Kor is still selling the DDG. Although the DDG does not have as much fat content without the syrup, it contains more protein by unit of volume. Payback for the system was originally estimated at 5 years. Rising natural gas prices have shortened it to 2.5 years.
MOVING FORWARD
As the ethanol industry matures, utilizing biomass energy may help companies gain a competitive advantage. Carter said, “In the current natural gas pricing environment, it gives me certainty of my cost to make steam for my facility.” Langley agreed. “We are the low cost provider. As the markets shake out, which it will inevitably, we want to make sure we are the last lights on in town.”
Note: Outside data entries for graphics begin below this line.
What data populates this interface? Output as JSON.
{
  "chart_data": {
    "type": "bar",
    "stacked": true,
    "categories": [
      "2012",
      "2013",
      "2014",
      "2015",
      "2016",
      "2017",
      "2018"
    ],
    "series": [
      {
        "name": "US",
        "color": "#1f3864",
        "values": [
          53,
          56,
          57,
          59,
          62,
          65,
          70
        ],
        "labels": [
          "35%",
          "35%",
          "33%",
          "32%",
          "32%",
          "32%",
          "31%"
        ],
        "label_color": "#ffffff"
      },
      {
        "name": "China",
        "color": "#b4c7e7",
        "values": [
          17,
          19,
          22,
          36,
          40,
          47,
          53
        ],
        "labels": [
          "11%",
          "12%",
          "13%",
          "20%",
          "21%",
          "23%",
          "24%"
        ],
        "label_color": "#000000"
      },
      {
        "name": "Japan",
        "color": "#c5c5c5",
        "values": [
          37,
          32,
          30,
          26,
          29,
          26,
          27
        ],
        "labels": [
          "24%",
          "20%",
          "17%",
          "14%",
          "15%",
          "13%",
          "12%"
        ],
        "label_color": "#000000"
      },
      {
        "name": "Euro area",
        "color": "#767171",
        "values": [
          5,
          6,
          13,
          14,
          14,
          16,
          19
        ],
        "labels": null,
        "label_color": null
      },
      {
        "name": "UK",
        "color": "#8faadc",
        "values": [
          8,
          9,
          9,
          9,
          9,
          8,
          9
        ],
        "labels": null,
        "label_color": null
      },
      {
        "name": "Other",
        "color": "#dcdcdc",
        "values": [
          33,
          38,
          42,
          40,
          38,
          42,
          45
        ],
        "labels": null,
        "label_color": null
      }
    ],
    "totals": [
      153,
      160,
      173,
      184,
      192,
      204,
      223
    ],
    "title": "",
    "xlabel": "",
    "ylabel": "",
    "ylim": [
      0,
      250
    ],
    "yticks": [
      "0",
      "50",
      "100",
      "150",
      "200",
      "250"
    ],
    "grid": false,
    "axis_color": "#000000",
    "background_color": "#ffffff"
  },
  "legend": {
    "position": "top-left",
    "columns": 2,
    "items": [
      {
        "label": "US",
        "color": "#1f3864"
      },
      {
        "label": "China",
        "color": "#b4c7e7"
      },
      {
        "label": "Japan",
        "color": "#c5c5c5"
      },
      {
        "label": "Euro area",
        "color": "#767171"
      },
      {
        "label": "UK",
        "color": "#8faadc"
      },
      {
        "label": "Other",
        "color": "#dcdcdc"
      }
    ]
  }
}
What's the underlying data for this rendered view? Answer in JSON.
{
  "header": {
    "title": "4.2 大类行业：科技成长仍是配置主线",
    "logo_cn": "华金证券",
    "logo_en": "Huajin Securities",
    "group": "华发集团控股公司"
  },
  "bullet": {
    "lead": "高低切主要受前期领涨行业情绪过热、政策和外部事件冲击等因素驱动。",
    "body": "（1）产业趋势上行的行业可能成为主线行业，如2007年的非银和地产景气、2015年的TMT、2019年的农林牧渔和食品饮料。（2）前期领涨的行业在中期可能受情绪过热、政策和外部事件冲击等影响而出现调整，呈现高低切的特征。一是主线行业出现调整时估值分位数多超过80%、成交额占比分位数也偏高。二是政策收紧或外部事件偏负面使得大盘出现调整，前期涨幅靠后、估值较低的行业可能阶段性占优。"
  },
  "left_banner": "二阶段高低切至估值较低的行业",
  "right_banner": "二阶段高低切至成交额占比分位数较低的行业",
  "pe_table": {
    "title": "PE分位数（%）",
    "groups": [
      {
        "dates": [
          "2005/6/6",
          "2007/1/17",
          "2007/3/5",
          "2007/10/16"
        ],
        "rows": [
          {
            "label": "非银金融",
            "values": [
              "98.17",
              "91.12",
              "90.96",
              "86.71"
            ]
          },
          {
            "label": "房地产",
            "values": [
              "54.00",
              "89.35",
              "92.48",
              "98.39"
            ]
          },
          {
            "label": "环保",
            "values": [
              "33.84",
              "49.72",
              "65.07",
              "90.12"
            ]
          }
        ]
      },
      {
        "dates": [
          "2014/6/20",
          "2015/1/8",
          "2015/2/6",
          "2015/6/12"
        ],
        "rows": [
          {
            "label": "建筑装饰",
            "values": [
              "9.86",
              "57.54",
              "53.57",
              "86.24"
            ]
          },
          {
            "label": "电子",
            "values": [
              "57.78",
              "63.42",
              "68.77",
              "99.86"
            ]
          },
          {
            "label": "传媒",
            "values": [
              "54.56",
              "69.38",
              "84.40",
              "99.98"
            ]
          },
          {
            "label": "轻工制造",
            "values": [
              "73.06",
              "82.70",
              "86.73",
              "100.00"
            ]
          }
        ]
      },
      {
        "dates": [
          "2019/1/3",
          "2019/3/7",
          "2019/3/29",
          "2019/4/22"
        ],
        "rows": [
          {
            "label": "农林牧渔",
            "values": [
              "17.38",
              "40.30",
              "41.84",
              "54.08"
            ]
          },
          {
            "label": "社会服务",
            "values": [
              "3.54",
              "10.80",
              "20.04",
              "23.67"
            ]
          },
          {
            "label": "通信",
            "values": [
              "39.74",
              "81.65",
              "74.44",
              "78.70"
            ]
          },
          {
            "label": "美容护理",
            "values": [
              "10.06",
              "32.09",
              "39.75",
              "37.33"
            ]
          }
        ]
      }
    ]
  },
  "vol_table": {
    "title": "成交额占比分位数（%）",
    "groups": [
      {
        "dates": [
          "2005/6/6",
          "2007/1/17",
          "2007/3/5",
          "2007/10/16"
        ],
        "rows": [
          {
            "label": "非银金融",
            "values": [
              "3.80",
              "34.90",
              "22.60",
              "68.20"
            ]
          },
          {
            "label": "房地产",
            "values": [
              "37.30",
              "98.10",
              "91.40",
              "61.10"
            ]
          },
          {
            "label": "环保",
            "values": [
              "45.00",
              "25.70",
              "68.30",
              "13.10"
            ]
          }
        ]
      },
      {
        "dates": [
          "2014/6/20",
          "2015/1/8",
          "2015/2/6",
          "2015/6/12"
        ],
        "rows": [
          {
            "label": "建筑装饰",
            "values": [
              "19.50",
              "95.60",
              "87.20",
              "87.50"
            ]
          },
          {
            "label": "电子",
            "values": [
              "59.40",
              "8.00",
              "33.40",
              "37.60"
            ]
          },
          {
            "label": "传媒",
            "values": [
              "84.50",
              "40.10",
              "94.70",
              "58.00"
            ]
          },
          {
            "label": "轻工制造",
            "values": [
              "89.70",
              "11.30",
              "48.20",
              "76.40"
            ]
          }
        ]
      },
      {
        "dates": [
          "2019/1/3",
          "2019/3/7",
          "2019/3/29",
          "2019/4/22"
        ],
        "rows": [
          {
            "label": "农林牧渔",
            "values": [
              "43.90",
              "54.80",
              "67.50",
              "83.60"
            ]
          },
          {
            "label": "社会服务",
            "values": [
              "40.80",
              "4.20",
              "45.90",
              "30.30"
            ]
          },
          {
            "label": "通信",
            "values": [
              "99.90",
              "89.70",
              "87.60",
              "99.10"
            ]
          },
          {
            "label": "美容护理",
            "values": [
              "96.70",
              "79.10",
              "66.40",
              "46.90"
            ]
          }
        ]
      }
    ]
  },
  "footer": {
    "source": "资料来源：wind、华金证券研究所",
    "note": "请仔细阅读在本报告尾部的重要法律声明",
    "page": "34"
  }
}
Utilizing biomass energy, particularly agricultural and forestry residues, is also seen as a means to transition the industry to cellulosic ethanol. Currently there are limited uses for agricultural residues and inadequate incentives for farmers to develop the systems for harvesting and delivering the feedstocks to market. “There is no real market value assigned to cornstalks or wheat straw, per se,” Lee said. “By adopting gasification systems, we are building a biomass market.”
Plants are also gaining valuable experience managing the biomass supply chain. “We have the receiving and material handling equipment and the expertise and knowledge on how to move this stuff around,” said Massie. CMEC’s experience with biomass feedstock positions the plant to be “first in line to go cellulosic,” Massie adds.
Finally, converting to biomass energy also provides the industry with an interim step to reduce greenhouse gas emissions. “While we are waiting for the cellulosic ethanol industry to grow, why don’t we convert corn ethanol to biomass power?” Lee said. “In the near term we will make some huge inroads in reducing greenhouse gases in the liquid transportation section.”